Well, that's probably not true, but I'd had any talking back long beaten out of me. I didn't know where this was coming from, but I shoved it down. I shoved it down real hard.
She said little after that, but she reminded me to "drink juice". It wasn't until we were both done eating, and I was about to get up to wash the plates that she turned me to face her. "Yallameenara, we friends."
No we weren't. I didn't say that. But I didn't have any friends, and right then, I was pretty sure I never would. And on that, I was more right than not. But I was wrong on some of it, too.
I stared dully at her, then lowered my eyes, saying nothing.
"Yallameenara, you no want friends?"
"You're the clan chief. How can a stupid little girl be friends with the clan chief?"
"I'm not clan chief. Mother clan chief."
"You're the chief of this clan," I pointed out. "This is a bigger clan than Three Cats Tribe."
She cocked her head. "Say again. Slow." So I repeated it. And she echoed, "Three Cats Tribe?"
"Yes. My grandfather's tribe. We were ten and seven. Now ten and six, I guess."
"No. Your grandfather Arrlottan clan chief."
I cocked my head. "Yes. My grandfather is an Arrlottan clan chief, of Three Cats Tribe." I named the members.
"No," she said very quietly. Then she switched to Framaran, but I knew the Framaran word for "no", and she said it. Over and over. Over and over and over. I shr
ugged and was ready to take care of my plate. I was even going to offer a peace offering and do hers. But she pulled me back to her.
"Yallameenara, you said you clan chief granddaughter."
"I am. Everyone is the clan chief's son or brother or daughter or granddaughter."
She turned away, and while I didn't know the words she was saying, given the tone of the words, I was pretty sure she was cursing. I shrank away from her and tried to tiptoe away, but she turned around and saw my reaction.

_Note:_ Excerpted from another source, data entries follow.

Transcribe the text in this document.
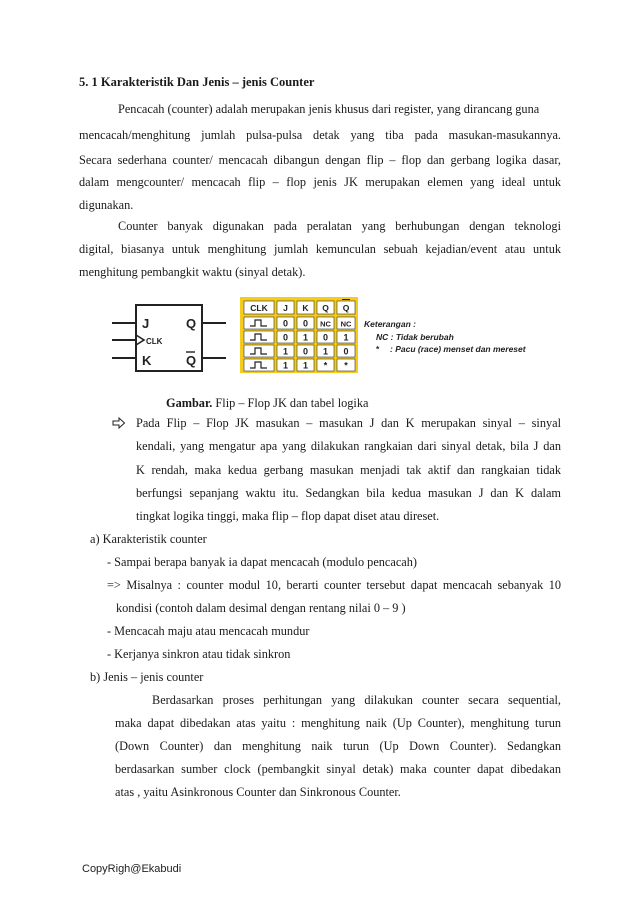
5. 1 Karakteristik Dan Jenis – jenis Counter
Pencacah (counter) adalah merupakan jenis khusus dari register, yang dirancang guna
mencacah/menghitung jumlah pulsa-pulsa detak yang tiba pada masukan-masukannya.
Secara sederhana counter/ mencacah dibangun dengan flip – flop dan gerbang logika dasar,
dalam mengcounter/ mencacah flip – flop jenis JK merupakan elemen yang ideal untuk
digunakan.
Counter banyak digunakan pada peralatan yang berhubungan dengan teknologi
digital, biasanya untuk menghitung jumlah kemunculan sebuah kejadian/event atau untuk
menghitung pembangkit waktu (sinyal detak).
J	Q
CLK
K	Q
CLK J K Q Q
0 0 NC NC
0 1 0 1
1 0 1 0
1 1 * *
Keterangan :
NC : Tidak berubah
* : Pacu (race) menset dan mereset
Gambar. Flip – Flop JK dan tabel logika
Pada Flip – Flop JK masukan – masukan J dan K merupakan sinyal – sinyal
kendali, yang mengatur apa yang dilakukan rangkaian dari sinyal detak, bila J dan
K rendah, maka kedua gerbang masukan menjadi tak aktif dan rangkaian tidak
berfungsi sepanjang waktu itu. Sedangkan bila kedua masukan J dan K dalam
tingkat logika tinggi, maka flip – flop dapat diset atau direset.
a) Karakteristik counter
- Sampai berapa banyak ia dapat mencacah (modulo pencacah)
=> Misalnya : counter modul 10, berarti counter tersebut dapat mencacah sebanyak 10
kondisi (contoh dalam desimal dengan rentang nilai 0 – 9 )
- Mencacah maju atau mencacah mundur
- Kerjanya sinkron atau tidak sinkron
b) Jenis – jenis counter
Berdasarkan proses perhitungan yang dilakukan counter secara sequential,
maka dapat dibedakan atas yaitu : menghitung naik (Up Counter), menghitung turun
(Down Counter) dan menghitung naik turun (Up Down Counter). Sedangkan
berdasarkan sumber clock (pembangkit sinyal detak) maka counter dapat dibedakan
atas , yaitu Asinkronous Counter dan Sinkronous Counter.
CopyRigh@Ekabudi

"Yallameenara," she said. She stepped closer, and I cowered. "No, no," she said, clasping me by the shoulders. "I not hurt you."
"You're angry."
"Not at you."
I looked down. That didn't usually matter. When the clan chief is angry, don't get in his way. That's what I had learned.
"Mad at me," she added. I didn't say anything. "Didn't ask right questions. The old man who talked. That grandfather."
"He was the Black Bear Tribe clan chief," I said. "You thought I was his granddaughter?"
"Black Bear Tribe bigger Three Cats Tribe?"
I scrunched my face. "Maybe twenty and two people."
"Is clan chief all Arrlotta?"
"No. There's a clan chief for each clan."
She swore again. "Mother kill me," she said at the end.
I wasn't sure if she meant literally or not. I couldn't imagine a mother killing her own daughter.
"Yallameenara," she said firmly, "You not tell anyone. You Arrlotta clan chief granddaughter. That all you say."
I looked down. "Does this ruin the peace? Is the queen going to make you poison the water?"
"Will Arrlotta raid more?"
"I don't know. I didn't know about the raids in the first place."
"I make big mistake," she replied.
I shrugged. "Then I won't tell."
"You no understand. You important. You-" she struggled to find the word she wanted. "You part of promise. Clan chief give granddaughter. Say no more raid. Be kind granddaughter. We promise be kind. He promise no raid. But if he break promise-"
I stared at her. "If he breaks his promise, you'll break yours." I may be just a stupid girl, but I wasn't really a stupid girl, even if I was only a girl. "If there are more raids, I'll find out when you come to hurt me. Maybe kill me. Will you do it or does the queen do it herself?"